Challenges for the Portuguese market
Well, as we mentioned, the restaurants are serving Spanish meat as Porco Preto. In Portugal, the largest producer, Montaraz, only makes the Green and Black seal. The restaurants choose the White seal as it is much cheaper. And even though there are laws on what you can call it on the menu, these are not enforced. But don’t blame the restaurants too quickly as part of it is education and simply not knowing the difference between the colors of the seals.
In the end, it doesn’t matter if the meat is from Portugal or Spain. Porco Preto is simply the name of the Iberian Black Pig in a different language. I do think Portugual has the opportunity to distinguish themselves where it can be a matter of national pride to offer a product that is 100% Portuguese and that they at least are free-range.
They could call it: PORCO PRETO DO CAMPO – 100% PORTUGUES.
Maybe take it even a step further and that Portugal bans intensive production and only cures the ham in salt won in Portugal. But, you (usually) can’t stop commerce and mass production. Time will tell…
Then, if demand would grow for 100% Portuguese Iberian Black Pork, there would have to be more pig growers (criadores). This can be a stimulant for the local economy.
Porco Preto regions within Portugal
There are 3 origins of the black pig in Portugal:
- Alentejo
- Barancos (close to Spanish border)
- Santana de Serra
The central and southern regions have the best ecological system for the Porco Preto. The Alentejo makes up most of that region but there are also some farmers in the Algarve. You commonly refer to Porco Preto from the Alentejo as Porco Alentejano and even has a certificate. The Alentejo is known as the garden of Portugal and is a large, wide-open region with lots of space to roam free and the perfect climate for oak trees.
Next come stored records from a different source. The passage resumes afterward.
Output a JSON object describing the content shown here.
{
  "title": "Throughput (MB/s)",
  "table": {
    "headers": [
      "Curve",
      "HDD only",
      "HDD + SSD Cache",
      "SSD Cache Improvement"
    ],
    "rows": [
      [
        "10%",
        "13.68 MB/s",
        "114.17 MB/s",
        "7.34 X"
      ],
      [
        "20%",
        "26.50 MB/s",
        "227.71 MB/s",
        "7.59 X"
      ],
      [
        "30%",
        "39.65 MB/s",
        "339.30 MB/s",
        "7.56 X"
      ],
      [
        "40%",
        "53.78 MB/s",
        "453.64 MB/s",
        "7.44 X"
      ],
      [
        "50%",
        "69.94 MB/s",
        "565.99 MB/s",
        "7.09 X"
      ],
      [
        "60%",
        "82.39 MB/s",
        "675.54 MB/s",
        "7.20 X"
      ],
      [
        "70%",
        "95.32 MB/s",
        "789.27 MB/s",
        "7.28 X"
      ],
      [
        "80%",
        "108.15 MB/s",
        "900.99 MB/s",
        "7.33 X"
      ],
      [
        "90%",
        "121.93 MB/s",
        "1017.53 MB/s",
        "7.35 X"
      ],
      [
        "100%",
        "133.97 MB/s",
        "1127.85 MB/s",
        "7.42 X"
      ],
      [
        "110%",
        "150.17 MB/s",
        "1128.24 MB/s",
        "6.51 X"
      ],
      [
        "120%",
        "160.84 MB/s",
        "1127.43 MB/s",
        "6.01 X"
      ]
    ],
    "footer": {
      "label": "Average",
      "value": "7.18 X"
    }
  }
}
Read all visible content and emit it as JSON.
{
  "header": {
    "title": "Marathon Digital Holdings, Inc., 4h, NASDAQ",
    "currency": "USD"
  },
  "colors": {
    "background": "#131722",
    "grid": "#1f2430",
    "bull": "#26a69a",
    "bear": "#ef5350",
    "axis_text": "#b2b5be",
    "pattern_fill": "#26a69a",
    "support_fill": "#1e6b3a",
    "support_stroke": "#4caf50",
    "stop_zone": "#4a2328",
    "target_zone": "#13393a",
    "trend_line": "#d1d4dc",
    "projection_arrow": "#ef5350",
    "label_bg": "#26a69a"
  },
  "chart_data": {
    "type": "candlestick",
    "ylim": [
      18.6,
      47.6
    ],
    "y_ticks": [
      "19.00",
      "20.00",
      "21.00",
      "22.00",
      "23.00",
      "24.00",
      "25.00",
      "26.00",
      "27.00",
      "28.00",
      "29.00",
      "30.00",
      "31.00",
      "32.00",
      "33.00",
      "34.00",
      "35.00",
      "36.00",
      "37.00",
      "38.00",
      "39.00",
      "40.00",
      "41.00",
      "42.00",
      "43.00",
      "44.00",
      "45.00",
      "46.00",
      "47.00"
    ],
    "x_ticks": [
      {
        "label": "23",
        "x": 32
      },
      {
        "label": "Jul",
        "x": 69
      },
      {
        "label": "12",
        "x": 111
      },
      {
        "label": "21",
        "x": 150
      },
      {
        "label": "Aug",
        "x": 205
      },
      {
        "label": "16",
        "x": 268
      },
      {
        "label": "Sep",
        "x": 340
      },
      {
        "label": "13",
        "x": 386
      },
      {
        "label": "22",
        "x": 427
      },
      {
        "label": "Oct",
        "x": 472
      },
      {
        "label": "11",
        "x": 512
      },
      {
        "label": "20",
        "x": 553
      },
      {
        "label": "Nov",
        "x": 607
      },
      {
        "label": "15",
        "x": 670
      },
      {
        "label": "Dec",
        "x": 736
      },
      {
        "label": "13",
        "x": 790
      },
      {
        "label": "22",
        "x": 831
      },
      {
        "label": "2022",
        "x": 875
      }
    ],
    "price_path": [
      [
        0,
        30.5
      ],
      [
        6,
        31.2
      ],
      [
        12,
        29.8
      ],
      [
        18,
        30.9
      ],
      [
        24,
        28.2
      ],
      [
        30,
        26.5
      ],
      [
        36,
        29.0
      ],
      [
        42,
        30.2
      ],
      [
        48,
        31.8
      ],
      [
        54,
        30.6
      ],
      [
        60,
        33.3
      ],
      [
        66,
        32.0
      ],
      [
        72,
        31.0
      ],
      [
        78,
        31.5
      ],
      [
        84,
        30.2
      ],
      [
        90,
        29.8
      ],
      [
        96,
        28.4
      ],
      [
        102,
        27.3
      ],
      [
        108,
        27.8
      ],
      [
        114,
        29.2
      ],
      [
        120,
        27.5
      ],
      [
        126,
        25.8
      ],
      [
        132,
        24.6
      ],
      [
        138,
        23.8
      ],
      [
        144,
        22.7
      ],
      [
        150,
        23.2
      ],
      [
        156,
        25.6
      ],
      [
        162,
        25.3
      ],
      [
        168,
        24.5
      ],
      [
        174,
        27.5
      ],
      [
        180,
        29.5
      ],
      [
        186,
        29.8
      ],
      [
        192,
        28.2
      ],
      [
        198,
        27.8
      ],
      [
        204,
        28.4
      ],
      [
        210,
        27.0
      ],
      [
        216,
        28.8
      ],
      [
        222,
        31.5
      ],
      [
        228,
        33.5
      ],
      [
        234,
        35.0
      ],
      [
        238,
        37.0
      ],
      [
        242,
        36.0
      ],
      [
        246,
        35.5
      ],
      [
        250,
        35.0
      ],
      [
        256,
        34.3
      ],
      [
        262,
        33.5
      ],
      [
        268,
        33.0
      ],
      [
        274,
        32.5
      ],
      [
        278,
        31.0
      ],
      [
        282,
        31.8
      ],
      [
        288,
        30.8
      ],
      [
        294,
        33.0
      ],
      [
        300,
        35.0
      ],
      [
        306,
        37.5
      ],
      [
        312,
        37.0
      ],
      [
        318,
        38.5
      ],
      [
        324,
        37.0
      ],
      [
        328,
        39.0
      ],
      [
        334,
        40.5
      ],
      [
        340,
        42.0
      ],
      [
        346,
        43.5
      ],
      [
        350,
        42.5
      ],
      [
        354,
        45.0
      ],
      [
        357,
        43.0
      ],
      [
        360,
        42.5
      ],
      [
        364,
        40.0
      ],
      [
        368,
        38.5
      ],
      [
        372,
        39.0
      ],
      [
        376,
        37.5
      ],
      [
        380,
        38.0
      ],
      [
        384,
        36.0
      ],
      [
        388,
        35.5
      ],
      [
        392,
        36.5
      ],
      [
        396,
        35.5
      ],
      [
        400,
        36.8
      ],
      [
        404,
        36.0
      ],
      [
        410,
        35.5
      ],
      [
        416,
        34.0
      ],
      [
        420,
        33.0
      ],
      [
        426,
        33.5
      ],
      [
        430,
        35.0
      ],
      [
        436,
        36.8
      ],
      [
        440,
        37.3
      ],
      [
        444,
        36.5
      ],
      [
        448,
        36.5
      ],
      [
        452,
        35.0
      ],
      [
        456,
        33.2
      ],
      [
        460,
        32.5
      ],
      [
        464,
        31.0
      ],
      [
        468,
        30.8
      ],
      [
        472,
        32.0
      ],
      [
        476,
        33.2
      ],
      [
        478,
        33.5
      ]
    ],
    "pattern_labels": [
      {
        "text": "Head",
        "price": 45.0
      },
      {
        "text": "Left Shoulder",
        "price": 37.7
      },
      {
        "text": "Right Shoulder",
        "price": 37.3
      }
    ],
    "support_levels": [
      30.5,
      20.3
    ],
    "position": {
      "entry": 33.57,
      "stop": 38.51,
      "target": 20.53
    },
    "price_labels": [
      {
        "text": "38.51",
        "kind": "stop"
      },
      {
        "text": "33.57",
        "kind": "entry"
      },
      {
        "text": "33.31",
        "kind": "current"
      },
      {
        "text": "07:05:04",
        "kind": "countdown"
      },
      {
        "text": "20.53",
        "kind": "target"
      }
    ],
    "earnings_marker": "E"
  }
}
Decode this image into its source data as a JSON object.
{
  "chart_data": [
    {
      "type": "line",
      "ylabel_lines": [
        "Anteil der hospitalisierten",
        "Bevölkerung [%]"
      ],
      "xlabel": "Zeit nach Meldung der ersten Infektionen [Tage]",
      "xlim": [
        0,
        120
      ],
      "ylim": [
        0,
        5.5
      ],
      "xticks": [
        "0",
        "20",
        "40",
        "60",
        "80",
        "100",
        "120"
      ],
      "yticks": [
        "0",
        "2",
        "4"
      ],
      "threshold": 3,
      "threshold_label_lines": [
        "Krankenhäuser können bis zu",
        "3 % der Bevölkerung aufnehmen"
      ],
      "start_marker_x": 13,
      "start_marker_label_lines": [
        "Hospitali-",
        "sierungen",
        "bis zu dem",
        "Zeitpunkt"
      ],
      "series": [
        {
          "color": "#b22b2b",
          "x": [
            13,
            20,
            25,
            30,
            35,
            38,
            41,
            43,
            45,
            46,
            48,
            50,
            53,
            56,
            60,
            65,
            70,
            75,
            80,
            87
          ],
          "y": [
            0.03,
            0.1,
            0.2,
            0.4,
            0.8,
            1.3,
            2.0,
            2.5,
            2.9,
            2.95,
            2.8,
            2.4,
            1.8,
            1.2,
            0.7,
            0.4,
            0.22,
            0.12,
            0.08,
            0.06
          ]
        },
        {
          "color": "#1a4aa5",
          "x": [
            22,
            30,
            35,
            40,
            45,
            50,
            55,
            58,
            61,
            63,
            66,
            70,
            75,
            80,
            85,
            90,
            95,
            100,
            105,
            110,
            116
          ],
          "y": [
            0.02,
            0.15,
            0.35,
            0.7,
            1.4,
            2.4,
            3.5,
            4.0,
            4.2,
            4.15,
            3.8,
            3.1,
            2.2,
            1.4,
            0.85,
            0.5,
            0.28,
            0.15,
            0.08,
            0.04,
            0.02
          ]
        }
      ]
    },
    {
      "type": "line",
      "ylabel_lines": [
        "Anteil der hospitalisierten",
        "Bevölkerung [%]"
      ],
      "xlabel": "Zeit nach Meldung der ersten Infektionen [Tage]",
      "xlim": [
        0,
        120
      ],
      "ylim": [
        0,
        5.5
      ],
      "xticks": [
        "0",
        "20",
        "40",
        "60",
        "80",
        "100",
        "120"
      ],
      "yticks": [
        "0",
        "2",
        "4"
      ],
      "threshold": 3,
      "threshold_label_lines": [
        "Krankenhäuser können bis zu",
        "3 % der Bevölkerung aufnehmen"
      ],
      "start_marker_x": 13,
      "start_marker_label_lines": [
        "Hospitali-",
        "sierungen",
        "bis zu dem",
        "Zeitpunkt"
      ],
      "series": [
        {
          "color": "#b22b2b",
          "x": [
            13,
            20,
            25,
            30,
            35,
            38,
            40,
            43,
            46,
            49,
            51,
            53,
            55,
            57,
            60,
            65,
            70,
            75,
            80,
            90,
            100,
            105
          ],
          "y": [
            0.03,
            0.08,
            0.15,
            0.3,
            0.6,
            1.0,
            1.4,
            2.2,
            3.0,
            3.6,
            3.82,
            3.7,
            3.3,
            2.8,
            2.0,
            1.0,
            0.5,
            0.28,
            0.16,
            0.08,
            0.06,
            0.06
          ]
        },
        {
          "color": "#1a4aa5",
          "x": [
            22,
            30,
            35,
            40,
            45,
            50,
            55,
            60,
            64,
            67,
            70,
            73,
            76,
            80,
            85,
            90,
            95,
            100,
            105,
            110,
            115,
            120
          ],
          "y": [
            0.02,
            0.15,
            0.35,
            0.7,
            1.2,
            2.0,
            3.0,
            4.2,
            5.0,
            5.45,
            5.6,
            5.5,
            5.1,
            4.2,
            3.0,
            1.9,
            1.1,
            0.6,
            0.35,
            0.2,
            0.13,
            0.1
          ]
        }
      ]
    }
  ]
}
Getting close to the Black Pigs in Ourique
Ourique is the self-proclaimed capital of the Porco Alentejano. It is home to the ACPA, which is an organization promoting and preserving the Porco Alentejano. Driving in and around Ourique, it is difficult to find any black pigs walking around. The farms are often quite far from the main road and/or somewhat hidden. A tip is to visit the production facility of the largest black pork producer in Portugal, Montaraz de Garvão. The have a store on-site where you can buy different hams, including full legs, directly from the source.
There are over 40 farms in Ourique with over 10.000 Iberian Black pigs. In total, there are about 120 Porco Preto farms. If you like to visit a farm, you can contact the ACPA to see if they have tours available.
And of course, try one of the restaurants in Ourique that serve the Porco Preto. We recommend Ageda do Monte Velho, which is simple, affordable, yet incredible and they serve huge portions!